The evolution of the two-point correlation function , \xi ( r,z ) , and the pairwise velocity dispersion , \sigma ( r,z ) , for both the matter , \xi _ { \rho \rho } , and halo population , \xi _ { hh } , in three different cosmological models : ( \Omega _ { 0 } , \lambda _ { 0 } ) = ( 1,0 ) , ( 0.2,0 ) and ( 0.2,0.8 ) are described .
If the evolution of \xi is parameterized by \xi ( r,z ) = ( 1 + z ) ^ { - ( 3 + \mbox { $ \epsilon$ } ) } \xi ( r, 0 ) , where \xi ( r, 0 ) = ( r / r _ { 0 } ) ^ { - \gamma } , then \epsilon _ { \rho \rho } ranges from 1.04 \pm 0.09 for ( 1,0 ) and 0.18 \pm 0.12 for ( 0.2,0 ) , as measured by the the evolution of \xi _ { \rho \rho } at 1 Mpc ( from z \sim 5 to the present epoch ) .
For halos , \epsilon depends indeed on their mean overdensity .
Halos with a mean overdensity of about 2000 were used to compute the halo two-point correlation function , \xi _ { hh } , tested with two different group finding algorithms : the friends of friends and the spherical overdensity algorithm .
It is certainly believed that the rate of growth of this \xi _ { hh } will give a good estimate of the evolution of the galaxy two-point correlation function , at least from z \sim 1 to the present epoch .
The values we get for \epsilon _ { hh } range from 1.54 for ( 1,0 ) to -0.36 for ( 0.2,0 ) , as measured by the evolution of \xi _ { hh } from z \sim 1.0 to the present epoch .
These values could be used to constrain the cosmological scenario .
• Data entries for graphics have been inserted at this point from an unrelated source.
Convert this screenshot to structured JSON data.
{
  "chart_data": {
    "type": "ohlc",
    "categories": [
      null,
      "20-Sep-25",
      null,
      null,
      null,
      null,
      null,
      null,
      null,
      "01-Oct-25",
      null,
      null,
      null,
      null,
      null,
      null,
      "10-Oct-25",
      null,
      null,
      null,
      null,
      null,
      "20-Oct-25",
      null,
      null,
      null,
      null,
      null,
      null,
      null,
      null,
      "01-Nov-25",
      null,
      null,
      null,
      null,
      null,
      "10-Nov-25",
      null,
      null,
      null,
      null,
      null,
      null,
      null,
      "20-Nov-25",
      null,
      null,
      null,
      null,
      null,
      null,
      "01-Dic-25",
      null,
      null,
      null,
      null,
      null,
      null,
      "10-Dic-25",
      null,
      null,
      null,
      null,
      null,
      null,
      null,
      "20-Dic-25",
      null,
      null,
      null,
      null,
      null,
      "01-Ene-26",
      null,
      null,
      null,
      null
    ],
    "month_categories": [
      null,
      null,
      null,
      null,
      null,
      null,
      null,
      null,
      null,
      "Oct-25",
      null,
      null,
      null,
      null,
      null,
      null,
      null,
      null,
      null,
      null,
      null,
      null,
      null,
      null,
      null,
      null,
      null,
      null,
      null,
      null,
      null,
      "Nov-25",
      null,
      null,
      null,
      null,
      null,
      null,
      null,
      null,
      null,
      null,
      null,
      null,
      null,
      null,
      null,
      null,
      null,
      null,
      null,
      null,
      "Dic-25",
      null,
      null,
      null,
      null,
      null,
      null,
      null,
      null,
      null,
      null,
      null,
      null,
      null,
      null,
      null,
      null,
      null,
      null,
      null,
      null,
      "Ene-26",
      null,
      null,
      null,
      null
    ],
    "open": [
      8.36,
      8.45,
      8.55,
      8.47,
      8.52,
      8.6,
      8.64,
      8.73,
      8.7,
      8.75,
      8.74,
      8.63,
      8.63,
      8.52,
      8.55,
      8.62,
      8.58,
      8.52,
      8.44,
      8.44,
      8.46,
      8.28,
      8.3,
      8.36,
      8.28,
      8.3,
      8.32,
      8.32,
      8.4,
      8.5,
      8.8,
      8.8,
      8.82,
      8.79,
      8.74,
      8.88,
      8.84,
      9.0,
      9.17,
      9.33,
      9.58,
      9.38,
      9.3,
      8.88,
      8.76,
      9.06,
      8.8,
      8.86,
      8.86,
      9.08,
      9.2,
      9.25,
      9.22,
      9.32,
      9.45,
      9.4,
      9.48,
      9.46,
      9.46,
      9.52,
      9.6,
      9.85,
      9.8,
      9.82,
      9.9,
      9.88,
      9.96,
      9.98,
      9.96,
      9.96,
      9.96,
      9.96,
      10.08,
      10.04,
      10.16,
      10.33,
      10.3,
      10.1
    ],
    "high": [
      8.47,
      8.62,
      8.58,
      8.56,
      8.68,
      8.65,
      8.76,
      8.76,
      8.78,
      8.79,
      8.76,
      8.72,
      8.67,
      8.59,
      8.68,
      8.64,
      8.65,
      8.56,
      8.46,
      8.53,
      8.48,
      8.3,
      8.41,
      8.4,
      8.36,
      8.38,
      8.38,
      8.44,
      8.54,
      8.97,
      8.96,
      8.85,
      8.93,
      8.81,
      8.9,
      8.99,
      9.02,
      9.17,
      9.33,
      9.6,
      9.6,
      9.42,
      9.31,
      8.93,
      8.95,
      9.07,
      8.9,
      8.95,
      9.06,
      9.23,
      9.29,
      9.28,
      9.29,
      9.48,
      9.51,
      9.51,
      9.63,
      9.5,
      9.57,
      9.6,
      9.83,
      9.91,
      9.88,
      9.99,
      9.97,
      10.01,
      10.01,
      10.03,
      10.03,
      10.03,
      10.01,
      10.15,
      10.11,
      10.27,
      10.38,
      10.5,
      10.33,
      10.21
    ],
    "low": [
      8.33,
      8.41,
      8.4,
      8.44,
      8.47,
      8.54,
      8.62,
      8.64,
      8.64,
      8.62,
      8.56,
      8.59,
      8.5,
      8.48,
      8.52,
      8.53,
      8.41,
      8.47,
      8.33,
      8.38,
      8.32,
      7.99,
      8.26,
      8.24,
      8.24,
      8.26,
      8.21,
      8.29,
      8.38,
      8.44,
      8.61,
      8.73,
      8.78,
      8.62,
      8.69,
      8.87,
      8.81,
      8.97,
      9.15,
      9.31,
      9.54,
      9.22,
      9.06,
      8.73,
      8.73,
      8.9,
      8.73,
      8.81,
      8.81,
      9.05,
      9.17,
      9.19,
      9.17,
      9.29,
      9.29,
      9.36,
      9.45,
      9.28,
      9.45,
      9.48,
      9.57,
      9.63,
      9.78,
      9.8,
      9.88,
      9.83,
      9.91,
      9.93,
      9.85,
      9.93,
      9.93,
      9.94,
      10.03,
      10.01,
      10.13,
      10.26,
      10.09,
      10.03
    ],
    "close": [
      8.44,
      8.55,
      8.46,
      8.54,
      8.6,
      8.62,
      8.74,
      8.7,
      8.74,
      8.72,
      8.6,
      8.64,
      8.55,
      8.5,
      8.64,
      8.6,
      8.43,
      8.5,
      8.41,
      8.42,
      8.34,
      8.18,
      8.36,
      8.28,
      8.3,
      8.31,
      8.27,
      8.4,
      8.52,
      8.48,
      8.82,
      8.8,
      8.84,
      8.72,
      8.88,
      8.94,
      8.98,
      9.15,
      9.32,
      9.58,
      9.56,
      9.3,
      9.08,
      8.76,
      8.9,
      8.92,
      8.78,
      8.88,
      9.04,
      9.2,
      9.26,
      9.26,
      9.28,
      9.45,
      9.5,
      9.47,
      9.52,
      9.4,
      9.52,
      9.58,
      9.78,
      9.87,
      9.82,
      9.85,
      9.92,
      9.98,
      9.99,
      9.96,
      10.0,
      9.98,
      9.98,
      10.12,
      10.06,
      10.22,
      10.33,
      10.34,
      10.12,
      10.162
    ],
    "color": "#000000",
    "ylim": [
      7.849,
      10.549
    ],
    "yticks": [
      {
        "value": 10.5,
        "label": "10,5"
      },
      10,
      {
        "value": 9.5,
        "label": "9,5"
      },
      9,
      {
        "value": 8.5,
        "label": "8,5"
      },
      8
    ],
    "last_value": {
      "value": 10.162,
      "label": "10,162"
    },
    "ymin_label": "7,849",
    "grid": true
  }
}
The evolution of the pairwise velocity dispersion for the mass and halo distribution is measured and compared with the evolution predicted by the Cosmic Virial Theorem ( CVT ) .
According to the CVT , \sigma ( r,z ) ^ { 2 } \sim GQ \rho ( z ) r ^ { 2 } \xi ( r,z ) or \sigma \propto ( 1 + z ) ^ { - \mbox { $ \epsilon$ } / 2 } .
The values of \epsilon measured from our simulated velocities differ from those given by the evolution of \xi and the CVT , keeping \gamma and Q constant : \mbox { $ \epsilon$ } = 1.78 \pm 0.13 for ( 1,0 ) or \mbox { $ \epsilon$ } = 1.40 \pm 0.28 for ( 0.2,0 ) .